Autore: Andrea Marcolongo
Editore: Laterza
Genere: saggio
Pagine: 198
Trama
Vi siete mai chiesti perché, pur avendo dovuto tutti leggere l’Eneide a scuola, fatichiamo a ricordare qualcosa che non sia la fuga da Troia o la grande storia d’amore tragico con Didone? Perché abbiamo così facilmente dimenticato gli epici racconti sulle mitiche origini di Roma e del suo impero? Forse perché i versi del poema di Virgilio non sono adatti ai momenti in cui le cose filano lisce e allora si va in cerca di avventura nella letteratura. Il canto di Enea è destinato al momento in cui si sperimenta l’urgenza di raccapezzarsi in un dopo che stordisce per quanto è diverso dal prima in cui si è sempre vissuto. Enea è l’eroe che vaga nel mondo portandosi sulle spalle anziani e bambini. È colui che viaggia su una nave senza nocchiero alla ricerca di un nuovo inizio, di una terra promessa in cui ricominciare. È l’uomo sconfitto, colui che non ha più niente tranne la capacità di resistere e di sperare. Un personaggio quanto mai attuale.
Recensione
È vero. L’Eneide è un poema maltrattato da tutti e scolasticamente sacrificato.
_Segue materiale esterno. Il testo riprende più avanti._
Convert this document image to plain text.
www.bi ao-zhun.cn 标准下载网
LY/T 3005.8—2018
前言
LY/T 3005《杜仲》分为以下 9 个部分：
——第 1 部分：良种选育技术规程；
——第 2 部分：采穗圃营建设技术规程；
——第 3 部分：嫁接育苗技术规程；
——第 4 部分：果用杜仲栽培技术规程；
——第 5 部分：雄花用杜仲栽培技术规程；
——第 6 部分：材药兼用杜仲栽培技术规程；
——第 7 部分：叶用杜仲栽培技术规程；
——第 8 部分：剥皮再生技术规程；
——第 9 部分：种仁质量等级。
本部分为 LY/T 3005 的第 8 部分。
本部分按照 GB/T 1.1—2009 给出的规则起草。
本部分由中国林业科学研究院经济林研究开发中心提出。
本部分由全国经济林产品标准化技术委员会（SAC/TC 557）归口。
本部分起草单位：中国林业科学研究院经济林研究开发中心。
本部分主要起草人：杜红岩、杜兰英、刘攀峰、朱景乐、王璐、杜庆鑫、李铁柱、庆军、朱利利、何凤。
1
Relegato al fondo del libro di epica, la mia professoressa d’italiano l’aveva liquidato come “incompleto, strumentalizzato e non degno di nota”. Era una pessima insegnate (N.d.A.).
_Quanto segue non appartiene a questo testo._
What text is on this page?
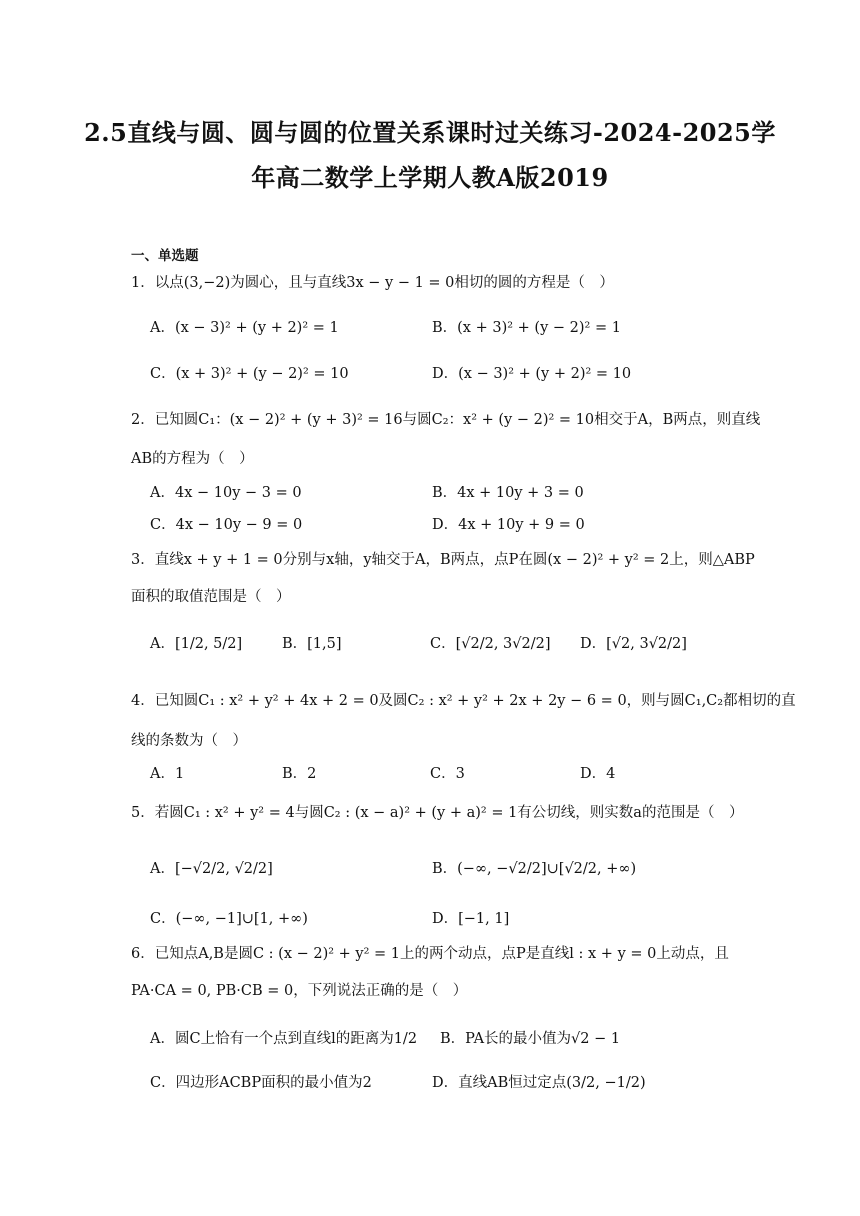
2.5直线与圆、圆与圆的位置关系课时过关练习-2024-2025学
年高二数学上学期人教A版2019
一、单选题
1．以点(3,−2)为圆心，且与直线3x − y − 1 = 0相切的圆的方程是（　）
A．(x − 3)² + (y + 2)² = 1	B．(x + 3)² + (y − 2)² = 1
C．(x + 3)² + (y − 2)² = 10	D．(x − 3)² + (y + 2)² = 10
2．已知圆C₁：(x − 2)² + (y + 3)² = 16与圆C₂：x² + (y − 2)² = 10相交于A，B两点，则直线
AB的方程为（　）
A．4x − 10y − 3 = 0	B．4x + 10y + 3 = 0
C．4x − 10y − 9 = 0	D．4x + 10y + 9 = 0
3．直线x + y + 1 = 0分别与x轴，y轴交于A，B两点，点P在圆(x − 2)² + y² = 2上，则△ABP
面积的取值范围是（　）
A．[1/2, 5/2]	B．[1,5]	C．[√2/2, 3√2/2] D．[√2, 3√2/2]
4．已知圆C₁ : x² + y² + 4x + 2 = 0及圆C₂ : x² + y² + 2x + 2y − 6 = 0，则与圆C₁,C₂都相切的直
线的条数为（　）
A．1	B．2	C．3	D．4
5．若圆C₁ : x² + y² = 4与圆C₂ : (x − a)² + (y + a)² = 1有公切线，则实数a的范围是（　）
A．[−√2/2, √2/2]	B．(−∞, −√2/2]∪[√2/2, +∞)
C．(−∞, −1]∪[1, +∞)	D．[−1, 1]
6．已知点A,B是圆C : (x − 2)² + y² = 1上的两个动点，点P是直线l : x + y = 0上动点，且
PA·CA = 0, PB·CB = 0，下列说法正确的是（　）
A．圆C上恰有一个点到直线l的距离为1/2 B．PA长的最小值为√2 − 1
C．四边形ACBP面积的最小值为2	D．直线AB恒过定点(3/2, −1/2)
In questo libro, non semplice, Andrea Marcolongo ci regala, finalmente, le chiavi di lettura del poema, ridando una dignità all’eroe Enea. Personaggio spesso considerato smidollato, specie se paragonato ad Achille, Ulisse e altri eroi della mitologia.
Assodato che Enea smidollato non era, districandomi, ripeto, con difficoltà (sicuramente per limiti miei) nella narrazione. Al di là dell’aspetto tecnico/etimologico ho apprezzato diverse parti dell’opera.
In primis il concetto di “fatum”, “fato”, parola tradotta comunemente in “destino”, mentre l’autrice ci indirizza verso un più lucido “obbligo”.
“Fa non es”, “non è dato”, “non è concesso”, e questa non solo è un’importante chiave di lettura dell’Eneide, ma può anche essere un punto di vista interessante dal cui guardare la vita.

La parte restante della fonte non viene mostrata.